= Ella E. Clark =

American writer

Ella Elizabeth Clark (January 8, 1896 – July 9, 1984) was an American educator, writer, and Professor Emerita of English. Although Clark was not a trained anthropologist or folklorist, she collected large numbers of American Indian and First Nations oral traditions and made them available to a wide readership.

==Early life and education==
Ella Elizabeth Clark was born in Summertown, Tennessee on January 8, 1896. She is the daughter of Samuel L. and Linda (Shaw) Clark and attended high school in Peoria, Illinois before she started working as a high school teacher for English and dramatics. In 1921 she received her B.A. from Northwestern University and her M.A. in 1927. In the same year she started teaching at the English Department at Washington State University in Pullman, Washington.

==Career==
Her early academic interest was on writing, national forests, and descriptions of the local landscape. During World War II she worked as a fire lookout for the United States Forest Service in the Cascade Range.

In the years after her work as a lookout she went on research trips through North America, interviewed indigenous people, and collected their oral traditions. She published the results of her research in her books Indian Legends of the Pacific Northwest (1953), Indian Legends of Canada (1960), and Indian Legends from the Northern Rockies (1966). In 1966 she received the Governor's Writers Day Award.

Clark devoted a great part of her life to the study of oral traditions of the indigenous people of North America. She recovered many of these traditions from research of library documents such as early anthropological studies, manuscripts of pioneers, but also by talking to members of the Native tribes herself.

Many of the stories collected by Clark deal with landscape features of specific regions of North America. These and other stories contain indigenous knowledge about landmarks as, for example, Crater Lake and cataclysmic events such as earthquakes and floods, and have been used to gain additional insights into the geological past.

Clark retired as English lecturer in 1961. Her health deteriorated and she moved to La Jolla, California. Clark finished her last project, Sacagawea of the Lewis and Clark Expedition (1983) with the help of Margot Edmonds. After she had suffered a stroke, she was sent to a nursing home. Clark died in California at the age of 88 on July 9, 1984.

== Critical reception ==
Clark wrote her books for a general readership, teachers, and students. For this purpose she frequently edited the original texts, which was criticized by some anthropologists and folklorists Other scholars such as Canadian anthropologist Marius Barbeau acknowledged Clark's work and effort "considering that she is not a professional folklorist."

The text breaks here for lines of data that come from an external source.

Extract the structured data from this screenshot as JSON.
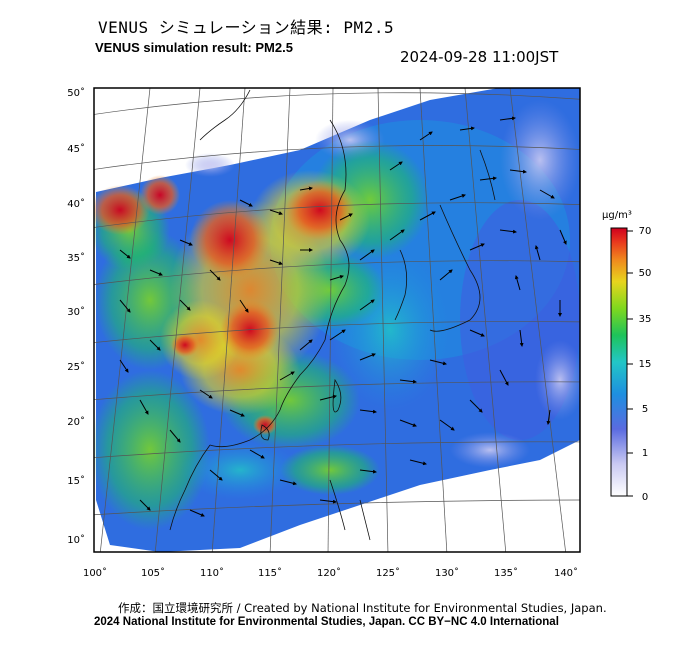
{
  "header": {
    "title_jp": "VENUS シミュレーション結果: PM2.5",
    "title_en": "VENUS simulation result: PM2.5",
    "timestamp": "2024-09-28 11:00JST"
  },
  "colorbar": {
    "unit": "μg/m³",
    "ticks": [
      {
        "label": "70",
        "value": 70
      },
      {
        "label": "50",
        "value": 50
      },
      {
        "label": "35",
        "value": 35
      },
      {
        "label": "15",
        "value": 15
      },
      {
        "label": "5",
        "value": 5
      },
      {
        "label": "1",
        "value": 1
      },
      {
        "label": "0",
        "value": 0
      }
    ],
    "colors": [
      "#ffffff",
      "#c9c9f2",
      "#5a6be0",
      "#1e8fe0",
      "#22c6c6",
      "#1ec35a",
      "#7fd81e",
      "#e8d51e",
      "#f08a1e",
      "#e8361e",
      "#d0001e"
    ]
  },
  "axes": {
    "lon_labels": [
      "100˚",
      "105˚",
      "110˚",
      "115˚",
      "120˚",
      "125˚",
      "130˚",
      "135˚",
      "140˚"
    ],
    "lat_labels": [
      "50˚",
      "45˚",
      "40˚",
      "35˚",
      "30˚",
      "25˚",
      "20˚",
      "15˚",
      "10˚"
    ]
  },
  "footer": {
    "credit_line1": "作成：国立環境研究所 / Created by National Institute for Environmental Studies, Japan.",
    "credit_line2": "2024 National Institute for Environmental Studies, Japan. CC BY−NC 4.0 International"
  }
}
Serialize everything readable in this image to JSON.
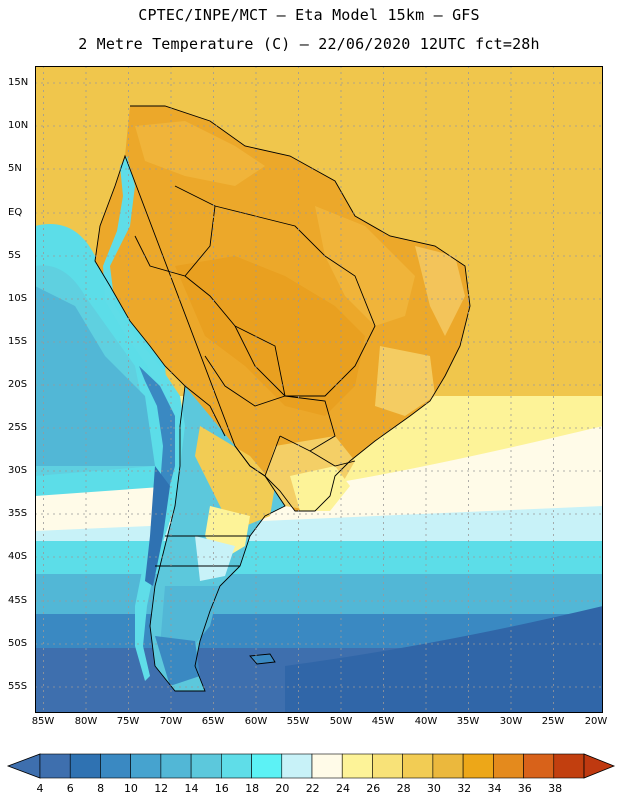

The stories collected by Clark have been cited in various handbooks and anthologies of indigenous American oral traditions.

== Works ==
- Clark, Ella E. (1953). Indian legends of the Pacific Northwest. Berkeley: University of California Press.
- Clark, Ella E. (1960). Indian Legends of Canada. Toronto: McClelland and Stewart Inc.
- Clark, Ella E. (1966). Indian Legends from the Northern Rockies. Norman, Oklahoma: University of Oklahoma Press.
- Clark, Ella E., and Margot Edmonds. (1983). Sacagawea of the Lewis and Clark Expedition. Berkeley and Los Angeles: University of California Press.

==Sources==
- Cage 146, Ella Elizabeth Clark Papers. Manuscripts, Archives, and Special Collections, Washington State University Libraries, Pullman, WA.
- Wright, Frances Valentine, ed. Who’s Who Among Pacific Northwest Authors. (1969). 2nd ed. Pacific Northwest Library Association.
- Who's Who of American Women. 1972-1973. 7th. ed. (1971). Chicago: Marquis Who's Who, Inc.